If you heard screams of anguish emanating from your local broadcast outlet last week, it was just the guys in the Sports Department doubling over from the NFL’s latest gut punch. You’d holler too, if the makers of the marquee event in your town revoked your backstage pass. That’s pretty much what the National Football League's 32 team owners did last week when they decreed television affiliates could no longer position photogs along the sidelines of all NFL games. Since the inception of the press pass itself, local stations have sent their own cameras to capture game day footage - footage they use to flesh out the many profiles and highlight reels that so make up the weekend sportscast. But that habit is history if the gridiron bigwigs get their way. Now, only the NFL’s TV cameras will be allowed to perch their lens just out of bounds and it’s gonna effect the way you follow your favorite team.

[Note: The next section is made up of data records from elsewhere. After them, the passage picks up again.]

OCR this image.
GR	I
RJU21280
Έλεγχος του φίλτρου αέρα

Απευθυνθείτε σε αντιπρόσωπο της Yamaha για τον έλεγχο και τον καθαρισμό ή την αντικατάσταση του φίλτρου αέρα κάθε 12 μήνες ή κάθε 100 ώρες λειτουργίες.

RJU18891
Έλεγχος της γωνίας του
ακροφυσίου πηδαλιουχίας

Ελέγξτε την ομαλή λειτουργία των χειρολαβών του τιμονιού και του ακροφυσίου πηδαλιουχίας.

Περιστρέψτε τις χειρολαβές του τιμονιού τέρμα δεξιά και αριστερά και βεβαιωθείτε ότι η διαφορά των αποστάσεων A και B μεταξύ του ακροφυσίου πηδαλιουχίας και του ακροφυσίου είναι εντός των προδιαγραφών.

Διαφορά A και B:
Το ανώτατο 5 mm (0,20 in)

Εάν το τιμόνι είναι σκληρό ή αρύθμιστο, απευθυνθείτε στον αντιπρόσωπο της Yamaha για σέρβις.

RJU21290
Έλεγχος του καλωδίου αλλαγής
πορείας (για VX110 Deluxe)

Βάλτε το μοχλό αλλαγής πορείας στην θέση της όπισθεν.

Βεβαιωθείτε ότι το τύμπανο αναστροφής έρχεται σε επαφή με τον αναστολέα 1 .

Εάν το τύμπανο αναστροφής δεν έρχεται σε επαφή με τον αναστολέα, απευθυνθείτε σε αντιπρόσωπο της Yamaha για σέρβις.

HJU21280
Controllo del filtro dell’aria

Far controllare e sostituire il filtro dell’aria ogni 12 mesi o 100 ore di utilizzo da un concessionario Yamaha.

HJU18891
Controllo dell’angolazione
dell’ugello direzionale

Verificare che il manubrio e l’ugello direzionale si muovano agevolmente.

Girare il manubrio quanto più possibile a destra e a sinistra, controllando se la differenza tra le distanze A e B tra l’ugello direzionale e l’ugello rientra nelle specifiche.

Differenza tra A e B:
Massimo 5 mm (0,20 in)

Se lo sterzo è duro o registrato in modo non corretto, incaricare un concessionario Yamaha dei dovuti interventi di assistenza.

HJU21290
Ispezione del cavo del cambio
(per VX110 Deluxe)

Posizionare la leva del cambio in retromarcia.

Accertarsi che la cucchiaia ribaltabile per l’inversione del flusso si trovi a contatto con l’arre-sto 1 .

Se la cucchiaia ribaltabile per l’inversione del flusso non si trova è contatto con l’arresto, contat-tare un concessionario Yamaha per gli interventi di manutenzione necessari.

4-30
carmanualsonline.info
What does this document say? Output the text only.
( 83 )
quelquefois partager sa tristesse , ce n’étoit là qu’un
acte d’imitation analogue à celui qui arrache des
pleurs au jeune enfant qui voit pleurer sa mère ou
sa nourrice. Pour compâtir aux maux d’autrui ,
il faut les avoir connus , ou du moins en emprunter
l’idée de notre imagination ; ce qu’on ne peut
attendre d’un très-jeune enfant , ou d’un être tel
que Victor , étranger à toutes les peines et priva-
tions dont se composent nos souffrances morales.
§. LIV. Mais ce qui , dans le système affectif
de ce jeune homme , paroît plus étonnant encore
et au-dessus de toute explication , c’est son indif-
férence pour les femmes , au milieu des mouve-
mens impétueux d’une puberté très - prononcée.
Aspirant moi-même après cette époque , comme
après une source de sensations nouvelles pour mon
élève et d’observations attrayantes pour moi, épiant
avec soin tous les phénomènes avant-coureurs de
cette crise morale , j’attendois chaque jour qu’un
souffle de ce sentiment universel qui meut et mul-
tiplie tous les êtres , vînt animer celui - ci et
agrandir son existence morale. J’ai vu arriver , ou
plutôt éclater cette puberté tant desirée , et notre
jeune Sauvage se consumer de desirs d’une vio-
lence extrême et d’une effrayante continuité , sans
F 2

Basically, it’s a power grab. Eager to bolster its own network, the NFL seeks to control every frame of imagery captured on field. Who cares, you might ask. Well, a lot of people and not just my lenslinging buddies who are used to viewing the gladiatorial clashes from just feet away. They may not be straight-up newsies, but most of those cats can really shoot. You try zooming in tight on a spiraling pigskin as it rockets in real timer from one goalpost to another. When you’re through catching unfocused sky, come back to the shop and we’ll conjure up some anchor banter to make up for all that fuzzy blue stuff onscreen. Meanwhile the pros with the all-access passes hanging from their lockers can gather about and tell you how we did it back in the day. Maybe then, you’ll get the undiluted scoop on your uniformed lunkhead of choice. You damn sure won’t get it on the NFL Channel…
Why? Because the arbiters of professional athletics are in the game to entertain; they’re not about to sully the waters with anything near the truth. They’ll just crank out gauzy tribute with fawning slow-mo shots and slather the whole thing in solemn baritone. That way you’ll pay less attention to the scandal of the week, be it the defensive end with the nose candy in his glove box or the running back with a penchant for adultery, automotive excess and armed bodyguards. Your local news station will still fill you in, but without the b-roll to back it up, they’ll have a much harder time dropping that knowledge. Instead, you’ll be forced to watch the same stale game highlights they’ve been playing since before the last Astro-Turf divot was replaced. Sure, it won’t make me turn in my TV, but it’s just the latest body-blow in the heated street fight between local sports broadcasters and the rest of the known universe.
Hopefully though, this deal is far from done. The NPPA, NAB, RTNDA and even the KGB have cried foul over the floated plan to oust all unsanctioned cameras. But the NFL holds all the cards and they seem to enjoy watching the other players squirm. Despite how much the local affiliates may threaten to stop covering sick kid visits and off season fund-raisers, your neighborhood news station cannot afford to ignore these operas of offense that foster such rabid allegiance among ad-watching viewers. You’d think the National Football League would want to enable all those hype-dispensers, but they appear more intent on embracing Gestapo tactics in order to alleviate ‘sideline congestion’. You really wanna thin the hash-mark herd? Try kicking out the fattened pack of still shooters clamoring for a close-up, or better yet do something about the fat cats, well-connected Shriner types and high priced call girls who so populate the edges of America’s athletic infatuations. Then maybe, we’ll sacrifice a few rookie shooters to appease the Lords of the Press Pass. Until then, GET OUTTA MY SHOT!
2 comments:
If the NFL is so concerned about "sideline congestion", then they should reduced the number of local news cameras along the sidelines for each game to two---a "pool" camera for the TV stations in the city the game is being played in, and a second
"pool" camera for the TV stations in the home city of the visiting team.
All the stations in the home or visiting team's city will be able to use any of the footage from the "pool" camera that they wish to use.
Both "pool" cameras would be under the joint control of the TV stations in the city the "pool" camera represents.
This way, the NFL sees a reduction of local news cameras along the sideline, but local TV stations still get "localized" footage to use in their news and sports reports.
If this happens, who's going to fill the shoes of their current shooters when they retire? Many of these shooters came from local shops, where they honed their craft on those very same sidelines that will now be out of bounds.